I tried but failed to find any "guideline" from TCGA consortium on how to compare RNA data generated from the consortium. I wonder if anyone could help point to the right direction. Thanks
The intents here are to compare the expression of gene X (or genes X1, X2, X3 ... etc) across multiple sample sets (e.g. Lung vs. Breast vs. Brain tumors), not to perform differential gene expressions within each sample and then to compare across multiple sample sets. (although also not sure if these two different intents need to use different methods/units of RNA to compare)
Per my understanding, we probably should use a TMM-based or equivalent method to normalize TCGA RNA expression data before we compare the expression across samples, However, I could not find any formal documentation/publication on this.

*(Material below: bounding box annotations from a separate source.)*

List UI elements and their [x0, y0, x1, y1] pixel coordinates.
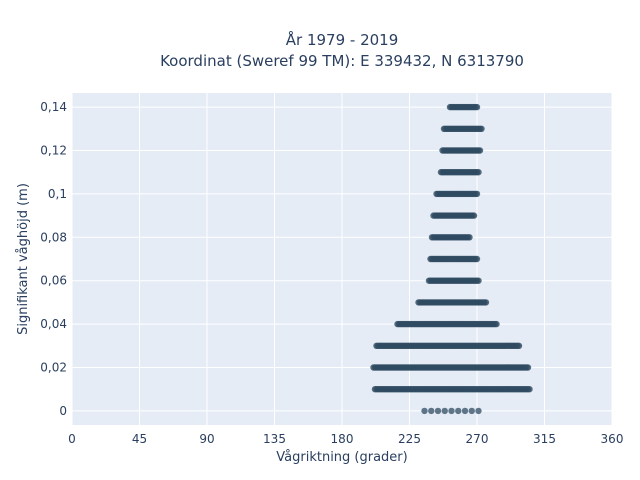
- data-point: [475, 169, 482, 176]
- x-tick-label: 0: [68, 432, 76, 446]
- y-tick-label: 0,14: [40, 100, 67, 114]
- data-point: [493, 320, 500, 328]
- data-point: [478, 125, 485, 132]
- data-point: [475, 407, 482, 415]
- data-point: [455, 407, 462, 415]
- data-point: [448, 407, 455, 415]
- data-point: [526, 386, 533, 393]
- x-tick-label: 180: [331, 432, 354, 446]
- chart-title-line1: År 1979 - 2019: [286, 30, 399, 49]
- data-point: [473, 255, 481, 263]
- data-point: [515, 342, 523, 349]
- data-point: [421, 407, 428, 415]
- data-points: [370, 103, 533, 415]
- y-tick-label: 0: [59, 404, 67, 418]
- data-point: [466, 234, 473, 241]
- data-point: [461, 407, 469, 415]
- y-tick-label: 0,06: [40, 274, 67, 288]
- y-tick-label: 0,08: [40, 230, 67, 244]
- data-point: [473, 103, 481, 111]
- x-tick-label: 360: [601, 432, 624, 446]
- y-tick-label: 0,04: [40, 317, 67, 331]
- chart-title-line2: Koordinat (Sweref 99 TM): E 339432, N 63…: [160, 52, 524, 70]
- y-axis-title: Signifikant våghöjd (m): [16, 183, 31, 335]
- data-point: [434, 407, 442, 415]
- data-point: [475, 277, 482, 284]
- x-tick-label: 45: [132, 432, 147, 446]
- x-tick-label: 315: [533, 432, 556, 446]
- x-axis-title: Vågriktning (grader): [276, 450, 407, 465]
- y-tick-label: 0,1: [48, 187, 67, 201]
- tick-labels: 0 45 90 135 180 225 270 315 360 0 0,02 0,04 0,06 0,08…: [40, 100, 623, 446]
- data-point: [428, 407, 435, 415]
- data-point: [482, 299, 490, 306]
- y-tick-label: 0,02: [40, 360, 67, 374]
- x-tick-label: 90: [199, 432, 214, 446]
- data-point: [441, 407, 448, 415]
- x-tick-label: 135: [263, 432, 286, 446]
- data-point: [524, 364, 532, 371]
- data-point: [470, 212, 478, 219]
- data-point: [473, 190, 481, 198]
- x-tick-label: 225: [398, 432, 421, 446]
- x-tick-label: 270: [466, 432, 489, 446]
- data-point: [476, 147, 484, 154]
- y-tick-label: 0,12: [40, 144, 67, 158]
- data-point: [468, 407, 475, 415]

Efforts and background on my part
(a) I am not a stats-trained, or bioinformatics-trained researcher
(b) I've read the info in
https://haroldpimentel.wordpress.com/ and https://hbctraining.github.io/DGE_workshop/lessons/02_DGE_count_normalization.html
(c) although TCGA provides documentation on RNAseq analysis https://docs.gdc.cancer.gov/Data/Bioinformatics_Pipelines/Expression_mRNA_Pipeline/#examples
they stop at FPKM or FPKM-UQ for RNA expression normalization (what's the value of knowing FPKM if you cannot compare them among samples ??)
(d) several TCGA publications I read did not provide details in materials and methods on RNAseq "analyses". To my surprise, the ones with some details use references from microarray era, not discussing FPKM/RPKM/TPM/TMM related issues.
There is some additional discussion about TCGA normalization and that table specifically here: What batch correction was applied to pan-Cancer mRNA expression data?